The swooper usually has cheaper labour, not better robots, since robots cost a lot of money.

The problem is the current state of Corporate Capitalism, where a CEO makes 1000x the salary of the lower worker instead of 10x-100x, as it was years ago. When he gets a raise the same amount of people, usually at the lowest rung on the corporate ladder, are laid off.

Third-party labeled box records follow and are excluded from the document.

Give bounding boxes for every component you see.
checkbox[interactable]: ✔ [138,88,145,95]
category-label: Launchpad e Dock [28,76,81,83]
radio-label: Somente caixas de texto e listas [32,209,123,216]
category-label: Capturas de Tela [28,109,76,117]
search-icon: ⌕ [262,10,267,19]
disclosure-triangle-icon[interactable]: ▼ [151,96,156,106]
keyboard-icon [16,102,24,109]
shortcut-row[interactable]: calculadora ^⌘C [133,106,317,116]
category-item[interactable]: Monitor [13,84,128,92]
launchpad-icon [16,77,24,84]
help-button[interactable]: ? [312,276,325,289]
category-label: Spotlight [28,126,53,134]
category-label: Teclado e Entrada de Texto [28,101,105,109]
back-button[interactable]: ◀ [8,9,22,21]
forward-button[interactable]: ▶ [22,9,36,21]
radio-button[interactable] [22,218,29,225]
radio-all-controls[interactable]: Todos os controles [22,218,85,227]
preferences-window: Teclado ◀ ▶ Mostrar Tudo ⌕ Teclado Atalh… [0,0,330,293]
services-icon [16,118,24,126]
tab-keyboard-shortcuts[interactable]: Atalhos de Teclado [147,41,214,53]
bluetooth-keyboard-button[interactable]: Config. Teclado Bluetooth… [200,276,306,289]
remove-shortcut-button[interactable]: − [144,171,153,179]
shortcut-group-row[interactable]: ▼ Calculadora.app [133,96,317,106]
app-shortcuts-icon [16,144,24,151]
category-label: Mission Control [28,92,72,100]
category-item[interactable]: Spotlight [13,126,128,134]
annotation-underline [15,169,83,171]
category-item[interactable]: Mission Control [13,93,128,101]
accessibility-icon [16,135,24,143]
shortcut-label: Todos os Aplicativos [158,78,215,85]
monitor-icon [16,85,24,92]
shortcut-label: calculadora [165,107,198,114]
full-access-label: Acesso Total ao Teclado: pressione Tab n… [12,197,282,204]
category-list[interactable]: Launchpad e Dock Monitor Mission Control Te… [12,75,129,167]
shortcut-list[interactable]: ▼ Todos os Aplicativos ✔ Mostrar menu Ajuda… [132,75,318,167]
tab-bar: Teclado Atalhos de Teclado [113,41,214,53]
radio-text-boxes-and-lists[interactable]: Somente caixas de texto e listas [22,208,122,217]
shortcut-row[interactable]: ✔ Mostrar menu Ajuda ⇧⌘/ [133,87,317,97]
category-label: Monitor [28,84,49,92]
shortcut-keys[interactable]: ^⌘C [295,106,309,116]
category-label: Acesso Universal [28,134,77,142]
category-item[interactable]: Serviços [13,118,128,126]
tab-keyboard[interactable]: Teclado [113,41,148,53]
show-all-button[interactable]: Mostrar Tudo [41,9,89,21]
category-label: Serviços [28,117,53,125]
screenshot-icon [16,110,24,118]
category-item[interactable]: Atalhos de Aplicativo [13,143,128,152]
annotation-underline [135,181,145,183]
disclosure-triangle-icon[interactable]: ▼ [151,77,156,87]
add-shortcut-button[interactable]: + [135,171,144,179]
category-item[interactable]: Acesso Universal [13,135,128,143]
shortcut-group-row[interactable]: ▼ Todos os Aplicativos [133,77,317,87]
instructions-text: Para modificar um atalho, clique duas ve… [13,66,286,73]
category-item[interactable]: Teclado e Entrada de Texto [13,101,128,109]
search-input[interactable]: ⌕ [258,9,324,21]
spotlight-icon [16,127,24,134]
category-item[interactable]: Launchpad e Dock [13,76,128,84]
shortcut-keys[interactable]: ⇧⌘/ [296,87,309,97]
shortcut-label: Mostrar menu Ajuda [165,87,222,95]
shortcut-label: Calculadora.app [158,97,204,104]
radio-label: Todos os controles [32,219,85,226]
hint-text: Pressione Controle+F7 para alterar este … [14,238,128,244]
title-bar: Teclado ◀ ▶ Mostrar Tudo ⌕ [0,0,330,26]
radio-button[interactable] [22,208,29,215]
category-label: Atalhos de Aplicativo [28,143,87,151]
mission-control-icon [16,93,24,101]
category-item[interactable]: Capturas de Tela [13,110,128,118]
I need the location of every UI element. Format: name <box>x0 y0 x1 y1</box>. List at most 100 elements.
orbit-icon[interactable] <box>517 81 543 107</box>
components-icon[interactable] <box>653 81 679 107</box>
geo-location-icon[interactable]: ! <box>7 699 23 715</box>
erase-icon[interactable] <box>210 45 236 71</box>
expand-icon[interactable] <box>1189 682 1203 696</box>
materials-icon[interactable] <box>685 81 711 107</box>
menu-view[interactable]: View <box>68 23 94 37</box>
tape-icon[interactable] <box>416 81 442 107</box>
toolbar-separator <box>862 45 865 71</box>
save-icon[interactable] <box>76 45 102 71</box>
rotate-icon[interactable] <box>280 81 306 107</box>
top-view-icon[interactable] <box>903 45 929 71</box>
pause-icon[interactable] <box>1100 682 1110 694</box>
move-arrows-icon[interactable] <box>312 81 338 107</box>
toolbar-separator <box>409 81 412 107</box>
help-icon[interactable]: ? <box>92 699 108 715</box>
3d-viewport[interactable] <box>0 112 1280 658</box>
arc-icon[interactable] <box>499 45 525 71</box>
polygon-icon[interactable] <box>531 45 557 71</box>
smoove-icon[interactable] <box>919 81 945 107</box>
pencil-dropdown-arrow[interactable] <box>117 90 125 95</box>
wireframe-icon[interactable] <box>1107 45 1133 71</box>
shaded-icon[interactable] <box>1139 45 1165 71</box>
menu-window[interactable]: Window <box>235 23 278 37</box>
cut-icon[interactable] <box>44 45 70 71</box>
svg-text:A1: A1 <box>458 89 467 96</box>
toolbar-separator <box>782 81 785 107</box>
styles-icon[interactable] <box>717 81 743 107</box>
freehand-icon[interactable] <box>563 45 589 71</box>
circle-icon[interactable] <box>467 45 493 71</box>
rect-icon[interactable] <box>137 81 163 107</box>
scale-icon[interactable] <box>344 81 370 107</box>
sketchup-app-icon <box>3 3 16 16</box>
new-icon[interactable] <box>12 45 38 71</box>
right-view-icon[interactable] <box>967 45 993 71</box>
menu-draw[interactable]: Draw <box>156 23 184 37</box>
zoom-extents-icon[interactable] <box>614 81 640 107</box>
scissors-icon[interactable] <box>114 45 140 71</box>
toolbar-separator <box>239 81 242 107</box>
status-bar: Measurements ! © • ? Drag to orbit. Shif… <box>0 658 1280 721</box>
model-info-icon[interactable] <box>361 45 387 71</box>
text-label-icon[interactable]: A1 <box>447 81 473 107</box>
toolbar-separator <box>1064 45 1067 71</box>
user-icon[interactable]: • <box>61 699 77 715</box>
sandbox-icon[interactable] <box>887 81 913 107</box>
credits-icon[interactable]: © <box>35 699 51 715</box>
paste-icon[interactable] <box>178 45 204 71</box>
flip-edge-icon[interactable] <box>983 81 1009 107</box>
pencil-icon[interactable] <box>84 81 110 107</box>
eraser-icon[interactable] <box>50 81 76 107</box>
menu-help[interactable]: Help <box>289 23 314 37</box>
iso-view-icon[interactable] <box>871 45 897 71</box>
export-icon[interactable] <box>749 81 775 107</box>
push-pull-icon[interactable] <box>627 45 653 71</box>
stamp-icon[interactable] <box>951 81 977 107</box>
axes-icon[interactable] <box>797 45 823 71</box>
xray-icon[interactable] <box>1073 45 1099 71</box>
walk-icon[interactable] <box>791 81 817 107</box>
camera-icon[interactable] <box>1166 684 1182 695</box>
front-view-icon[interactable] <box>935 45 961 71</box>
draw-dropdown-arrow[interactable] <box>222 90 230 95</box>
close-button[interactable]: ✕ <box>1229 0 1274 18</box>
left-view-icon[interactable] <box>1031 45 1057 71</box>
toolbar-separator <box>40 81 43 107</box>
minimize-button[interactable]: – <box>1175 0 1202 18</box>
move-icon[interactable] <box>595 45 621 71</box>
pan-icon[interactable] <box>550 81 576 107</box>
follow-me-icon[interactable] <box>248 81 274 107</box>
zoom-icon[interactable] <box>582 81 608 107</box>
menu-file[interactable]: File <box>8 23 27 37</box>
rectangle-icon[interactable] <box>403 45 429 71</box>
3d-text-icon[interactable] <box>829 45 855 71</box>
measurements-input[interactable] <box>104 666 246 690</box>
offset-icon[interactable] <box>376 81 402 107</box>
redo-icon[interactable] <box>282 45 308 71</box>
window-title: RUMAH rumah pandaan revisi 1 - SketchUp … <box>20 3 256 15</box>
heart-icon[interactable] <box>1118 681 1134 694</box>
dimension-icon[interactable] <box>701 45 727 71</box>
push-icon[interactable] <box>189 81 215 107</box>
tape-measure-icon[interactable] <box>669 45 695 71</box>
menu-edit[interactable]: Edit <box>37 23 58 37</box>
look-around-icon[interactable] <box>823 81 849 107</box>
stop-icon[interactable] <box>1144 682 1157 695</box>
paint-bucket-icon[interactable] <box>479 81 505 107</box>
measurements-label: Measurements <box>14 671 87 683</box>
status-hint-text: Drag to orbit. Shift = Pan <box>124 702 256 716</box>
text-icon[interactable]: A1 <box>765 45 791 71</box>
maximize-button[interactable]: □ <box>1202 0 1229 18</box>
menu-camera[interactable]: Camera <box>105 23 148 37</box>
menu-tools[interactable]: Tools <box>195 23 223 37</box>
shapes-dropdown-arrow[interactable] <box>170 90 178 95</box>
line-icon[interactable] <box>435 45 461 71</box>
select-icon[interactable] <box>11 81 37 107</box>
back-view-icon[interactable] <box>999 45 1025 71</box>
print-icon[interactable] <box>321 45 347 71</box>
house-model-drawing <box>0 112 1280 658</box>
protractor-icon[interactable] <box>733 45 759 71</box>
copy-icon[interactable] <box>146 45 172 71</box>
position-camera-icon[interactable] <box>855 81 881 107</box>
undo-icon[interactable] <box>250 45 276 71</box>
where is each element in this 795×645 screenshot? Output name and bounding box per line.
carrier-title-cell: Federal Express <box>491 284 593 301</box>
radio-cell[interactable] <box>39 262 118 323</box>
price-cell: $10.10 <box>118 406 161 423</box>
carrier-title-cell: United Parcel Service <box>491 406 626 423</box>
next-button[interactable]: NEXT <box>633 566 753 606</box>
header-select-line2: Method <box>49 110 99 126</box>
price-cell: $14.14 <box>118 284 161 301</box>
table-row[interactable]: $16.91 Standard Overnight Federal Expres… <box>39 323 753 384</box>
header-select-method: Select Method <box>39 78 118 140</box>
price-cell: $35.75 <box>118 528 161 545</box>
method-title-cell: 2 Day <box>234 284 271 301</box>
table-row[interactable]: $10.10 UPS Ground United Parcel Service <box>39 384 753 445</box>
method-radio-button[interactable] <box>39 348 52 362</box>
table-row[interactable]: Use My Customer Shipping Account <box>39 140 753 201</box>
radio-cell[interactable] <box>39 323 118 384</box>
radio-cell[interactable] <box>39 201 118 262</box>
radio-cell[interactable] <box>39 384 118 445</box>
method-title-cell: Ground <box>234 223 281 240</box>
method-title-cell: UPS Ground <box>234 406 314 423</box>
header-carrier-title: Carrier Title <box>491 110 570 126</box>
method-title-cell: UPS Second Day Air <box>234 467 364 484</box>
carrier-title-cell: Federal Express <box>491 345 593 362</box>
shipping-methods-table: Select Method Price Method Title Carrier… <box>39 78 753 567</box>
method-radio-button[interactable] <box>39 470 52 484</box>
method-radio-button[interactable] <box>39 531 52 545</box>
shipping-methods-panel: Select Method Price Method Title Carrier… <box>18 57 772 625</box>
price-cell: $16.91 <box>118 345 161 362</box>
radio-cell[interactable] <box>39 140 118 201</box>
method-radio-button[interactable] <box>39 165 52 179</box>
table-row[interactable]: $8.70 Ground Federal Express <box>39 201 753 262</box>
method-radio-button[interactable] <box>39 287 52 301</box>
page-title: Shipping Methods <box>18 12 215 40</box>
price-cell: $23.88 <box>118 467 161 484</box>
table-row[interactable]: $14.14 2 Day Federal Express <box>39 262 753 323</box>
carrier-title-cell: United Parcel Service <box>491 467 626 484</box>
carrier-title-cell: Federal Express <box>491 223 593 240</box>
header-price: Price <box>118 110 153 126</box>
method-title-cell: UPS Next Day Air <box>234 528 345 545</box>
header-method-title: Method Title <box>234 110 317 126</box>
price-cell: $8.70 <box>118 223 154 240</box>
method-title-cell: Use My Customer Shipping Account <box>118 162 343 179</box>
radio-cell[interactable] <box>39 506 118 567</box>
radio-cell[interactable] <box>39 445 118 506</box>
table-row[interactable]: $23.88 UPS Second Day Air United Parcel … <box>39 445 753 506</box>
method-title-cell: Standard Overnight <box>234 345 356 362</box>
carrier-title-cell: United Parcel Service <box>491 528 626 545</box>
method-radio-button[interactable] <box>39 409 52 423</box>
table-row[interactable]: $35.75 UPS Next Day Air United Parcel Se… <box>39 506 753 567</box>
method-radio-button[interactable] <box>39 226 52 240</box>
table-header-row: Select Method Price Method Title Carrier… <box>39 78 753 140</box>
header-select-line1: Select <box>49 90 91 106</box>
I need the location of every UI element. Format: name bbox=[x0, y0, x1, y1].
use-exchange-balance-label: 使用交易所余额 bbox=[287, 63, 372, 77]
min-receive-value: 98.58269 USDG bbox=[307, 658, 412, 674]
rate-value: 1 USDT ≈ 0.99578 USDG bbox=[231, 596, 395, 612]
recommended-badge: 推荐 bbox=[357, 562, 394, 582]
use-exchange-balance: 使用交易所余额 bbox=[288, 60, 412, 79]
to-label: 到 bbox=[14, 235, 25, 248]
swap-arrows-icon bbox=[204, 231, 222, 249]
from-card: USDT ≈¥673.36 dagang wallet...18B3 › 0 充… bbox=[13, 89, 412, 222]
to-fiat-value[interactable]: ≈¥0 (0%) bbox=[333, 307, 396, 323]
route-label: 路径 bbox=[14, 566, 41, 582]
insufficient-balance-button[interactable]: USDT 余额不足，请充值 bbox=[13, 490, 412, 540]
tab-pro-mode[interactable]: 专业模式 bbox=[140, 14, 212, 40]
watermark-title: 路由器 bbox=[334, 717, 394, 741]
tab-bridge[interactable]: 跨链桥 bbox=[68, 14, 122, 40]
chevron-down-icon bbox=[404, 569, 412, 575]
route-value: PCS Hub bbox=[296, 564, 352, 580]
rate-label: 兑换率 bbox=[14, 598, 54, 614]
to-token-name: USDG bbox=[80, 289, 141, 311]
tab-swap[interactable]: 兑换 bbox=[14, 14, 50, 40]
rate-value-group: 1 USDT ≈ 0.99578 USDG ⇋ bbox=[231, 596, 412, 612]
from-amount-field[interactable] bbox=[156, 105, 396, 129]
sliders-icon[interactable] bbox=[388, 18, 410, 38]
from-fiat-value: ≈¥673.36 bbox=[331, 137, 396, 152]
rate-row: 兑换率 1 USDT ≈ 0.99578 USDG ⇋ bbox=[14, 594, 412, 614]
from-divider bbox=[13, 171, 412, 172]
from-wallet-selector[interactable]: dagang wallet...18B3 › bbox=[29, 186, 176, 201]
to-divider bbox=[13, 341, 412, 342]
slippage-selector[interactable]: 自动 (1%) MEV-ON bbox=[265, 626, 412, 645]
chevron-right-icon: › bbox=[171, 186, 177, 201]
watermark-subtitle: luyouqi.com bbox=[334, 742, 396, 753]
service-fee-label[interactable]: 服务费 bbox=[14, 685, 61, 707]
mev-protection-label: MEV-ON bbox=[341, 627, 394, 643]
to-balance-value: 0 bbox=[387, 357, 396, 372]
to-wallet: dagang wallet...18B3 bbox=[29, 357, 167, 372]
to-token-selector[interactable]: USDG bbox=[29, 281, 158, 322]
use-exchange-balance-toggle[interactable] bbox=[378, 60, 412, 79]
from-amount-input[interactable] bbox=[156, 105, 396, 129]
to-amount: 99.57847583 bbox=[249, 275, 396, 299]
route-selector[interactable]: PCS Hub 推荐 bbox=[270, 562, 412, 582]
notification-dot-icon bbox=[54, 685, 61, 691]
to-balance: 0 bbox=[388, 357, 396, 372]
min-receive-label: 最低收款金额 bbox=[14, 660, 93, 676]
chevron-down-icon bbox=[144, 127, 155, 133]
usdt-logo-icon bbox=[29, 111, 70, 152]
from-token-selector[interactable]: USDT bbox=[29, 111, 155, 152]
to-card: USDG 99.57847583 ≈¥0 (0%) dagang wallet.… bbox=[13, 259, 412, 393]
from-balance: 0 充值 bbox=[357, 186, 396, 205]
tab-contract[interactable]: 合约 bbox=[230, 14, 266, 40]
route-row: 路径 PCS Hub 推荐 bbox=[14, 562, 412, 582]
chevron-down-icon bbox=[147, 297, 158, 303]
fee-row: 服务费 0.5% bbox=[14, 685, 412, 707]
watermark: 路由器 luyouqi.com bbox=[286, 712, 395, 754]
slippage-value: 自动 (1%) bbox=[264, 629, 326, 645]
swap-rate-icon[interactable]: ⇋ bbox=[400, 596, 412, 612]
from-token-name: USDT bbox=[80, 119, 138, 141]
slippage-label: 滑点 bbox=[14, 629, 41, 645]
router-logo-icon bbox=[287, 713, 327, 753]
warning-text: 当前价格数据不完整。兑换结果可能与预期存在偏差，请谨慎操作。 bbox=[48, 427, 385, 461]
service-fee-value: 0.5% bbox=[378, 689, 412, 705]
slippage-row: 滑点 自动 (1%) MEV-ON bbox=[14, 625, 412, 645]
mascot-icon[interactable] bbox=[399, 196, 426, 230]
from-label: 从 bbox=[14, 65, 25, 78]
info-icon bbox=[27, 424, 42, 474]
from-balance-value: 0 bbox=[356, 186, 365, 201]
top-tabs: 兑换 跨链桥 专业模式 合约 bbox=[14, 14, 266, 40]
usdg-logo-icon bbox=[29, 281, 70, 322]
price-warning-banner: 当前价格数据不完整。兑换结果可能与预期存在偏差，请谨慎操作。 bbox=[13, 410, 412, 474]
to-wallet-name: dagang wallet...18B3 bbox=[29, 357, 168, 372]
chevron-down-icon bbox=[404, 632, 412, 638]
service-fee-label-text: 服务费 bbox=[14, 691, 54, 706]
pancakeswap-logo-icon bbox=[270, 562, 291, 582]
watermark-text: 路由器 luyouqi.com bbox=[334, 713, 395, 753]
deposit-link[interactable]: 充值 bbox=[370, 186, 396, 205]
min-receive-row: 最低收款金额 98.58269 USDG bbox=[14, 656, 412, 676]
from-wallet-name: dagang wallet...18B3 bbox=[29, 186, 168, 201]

The American Car Industry got in the mess that they're in because of marketing, not because of labour. The past two decades the people were sold on higher profit SUVs, not gas efficient and reliable cars. It was greed that killed the electric car. It was greed that drove SUV sales. And it was greed that caused the present economic downturn. Marketing is driven by the board & Wall St., who only think of the bottom line.


RE: Wisdom is dead.
By YashBudini on 11/1/2011 11:42:25 AM , Rating: 2
But all the pundits employed by Rupert Murdoch say it's all the unions fault. Was that Faux News?

quote:
Marketing is driven by the board & Wall St., who only think of the bottom line.


quote:
Marketing is driven by the board & Wall St., who only think of the sort term bottom line.


Fixed it for you.


RE: Wisdom is dead.
By KamiXkaze on 11/1/2011 9:37:40 PM , Rating: 2
Part of the reason SUV did so well was at the time the U.S. had cheap gas, plus they found a loop hole avoiding the gas guzzler tax. When gas got high exit the demand for SUV.